The Chinese intelligence and secret services play a central role in these endeavors. At the same time, however, in their efforts to research Western companies, parties, institutions and politicians, they are increasingly being supported by other actors. The German intelligence service’s report specifically mentions Chinese company representatives abroad and criminal hacker groups in China, for example. According to the dossier, drawing on the aid of such individuals offers the regime in Beijing the advantage that it is easier to deny any attempts at state espionage that are eventually exposed.

This can be seen in the behavior of official Chinese representatives following the arrest of the three suspects in April. Beijing’s embassy in Berlin rejected the accusations and called on «the German side to refrain from exploiting the accusation of espionage in order to politically manipulate the image of China and to defame China.» Just a few days later, the Dresden public prosecutor’s office arranged for the arrest of a staff member working for Maximilian Krah, the leading candidate for the European Parliament elections for the right-wing Alternative for Germany political party, typically called the AfD. In his case, too, authorities suspect espionage on behalf of China. Two weeks ago, police officers searched the suspect’s workplace in Krah’s parliamentary office in Brussels.

«Seemingly harmless contact management»

The fact that the employee of a member of the European Parliament may have been spying for China would fit the picture painted by the German domestic intelligence service in its 2022 annual report on the information-gathering methods used by the regime’s intelligence services.
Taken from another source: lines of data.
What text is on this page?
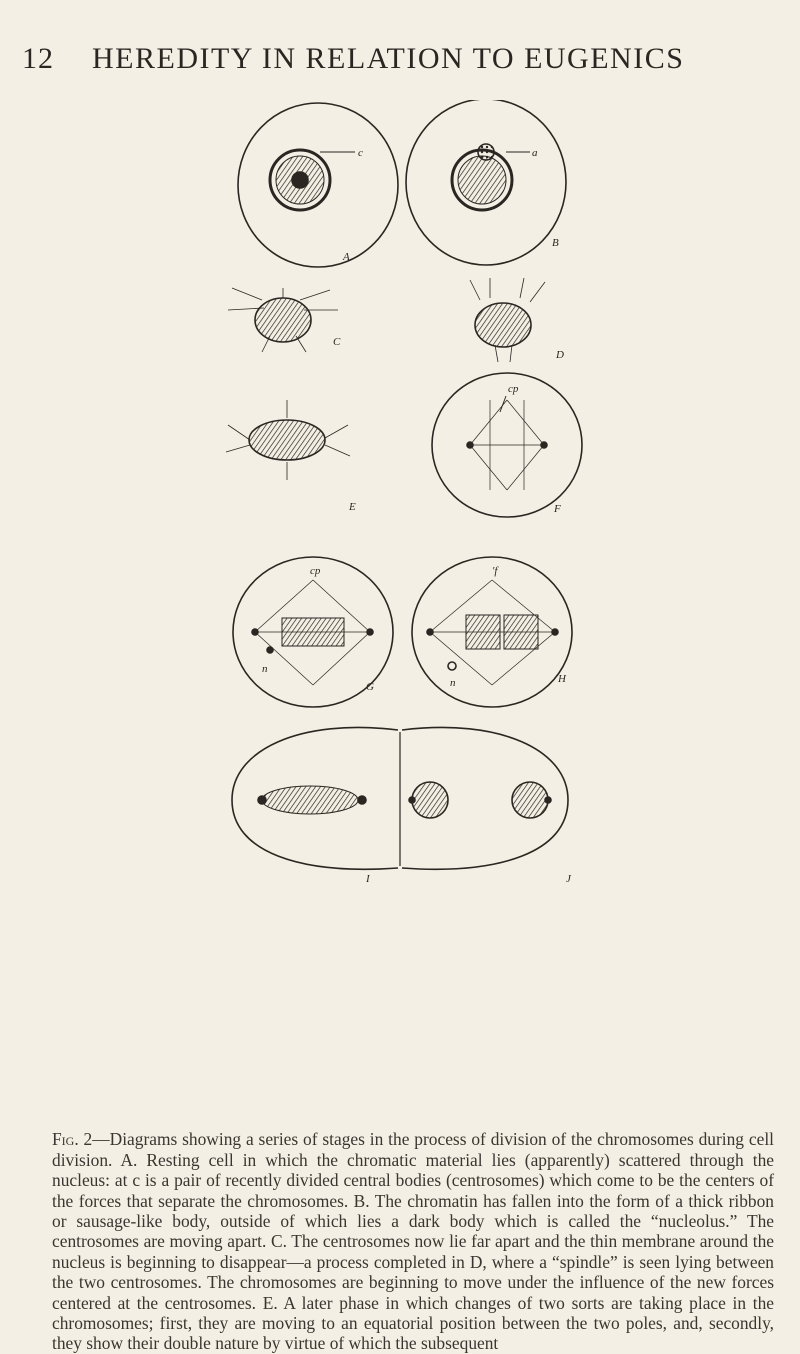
12 HEREDITY IN RELATION TO EUGENICS
c	a
A
B
C
D
cp
E	F
cp
n
G
'f
n	H
I	J

Fig. 2—Diagrams showing a series of stages in the process of division of the chromosomes during cell division. A. Resting cell in which the chromatic material lies (apparently) scattered through the nucleus: at c is a pair of recently divided central bodies (centrosomes) which come to be the centers of the forces that separate the chromosomes. B. The chromatin has fallen into the form of a thick ribbon or sausage-like body, outside of which lies a dark body which is called the “nucleolus.” The centrosomes are moving apart. C. The centrosomes now lie far apart and the thin membrane around the nucleus is beginning to disappear—a process completed in D, where a “spindle” is seen lying between the two centrosomes. The chromosomes are beginning to move under the influence of the new forces centered at the centrosomes. E. A later phase in which changes of two sorts are taking place in the chromosomes; first, they are moving to an equatorial position between the two poles, and, secondly, they show their double nature by virtue of which the subsequent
These include activities run from the country’s legal diplomatic missions.

That group includes the embassies in Berlin and Bonn, as well as the consulates in Düsseldorf, Hamburg, Frankfurt and Munich. According to Germany’s domestic intelligence service, «predominantly open information gathering, including the monitoring of media and other open publications» takes place in these missions. The Foreign Intelligence Service of Germany also works in this way.

In addition, members of the Chinese embassies and consulates have also collected information «in the context of seemingly harmless contact management activities,» particularly targeting active and former political and business decision-makers, the report says. Observers assume that the staffer for AfD politician Krah was engaging in similar activities. In the past, there have also been repeated reports of intensive links between former high-ranking German politicians and China. These include former Federal Minister of the Interior Hans-Peter Friedrich of the Christian Social Union political party, as well as former minister of defense and Social Democratic Party lawmaker Rudolf Scharping.

These «intelligence operations for covert information gathering» are controlled directly from China, reports the German intelligence service. During visits to China, «target persons from Germany» were approached and recruited, typically being offered money in return. Contacts in ministries, top political-party circles, companies and scientific institutes are said to be particularly important to the Chinese.

Spying cannot be completely prevented

Such discussions often take place on the fringes of events at Chinese universities. The German intelligence service’s report goes on to say that subsequent meetings typically take place in third countries or in China «in order to reduce operational risks in Germany.»

China expert Eberhard Sandschneider says he is not surprised by Beijing’s activities. Sandschneider has worked for many years as an East Asia expert for the German Council on Foreign Relations, among other bodies. The regime has long been trying to obtain information in Germany through all possible legal and illegal channels, he says – especially if such information is seen to provide economic, political or military benefit.

However, Sandschneider rejects the idea that every Chinese person living in Germany may be a spy. The general suspicion against all Chinese is «nonsense,» he says. At the same time, he calls on German companies and institutions to strengthen protections for valuable information. He says such efforts must include critically reviewing employees, especially after the recent cases of espionage.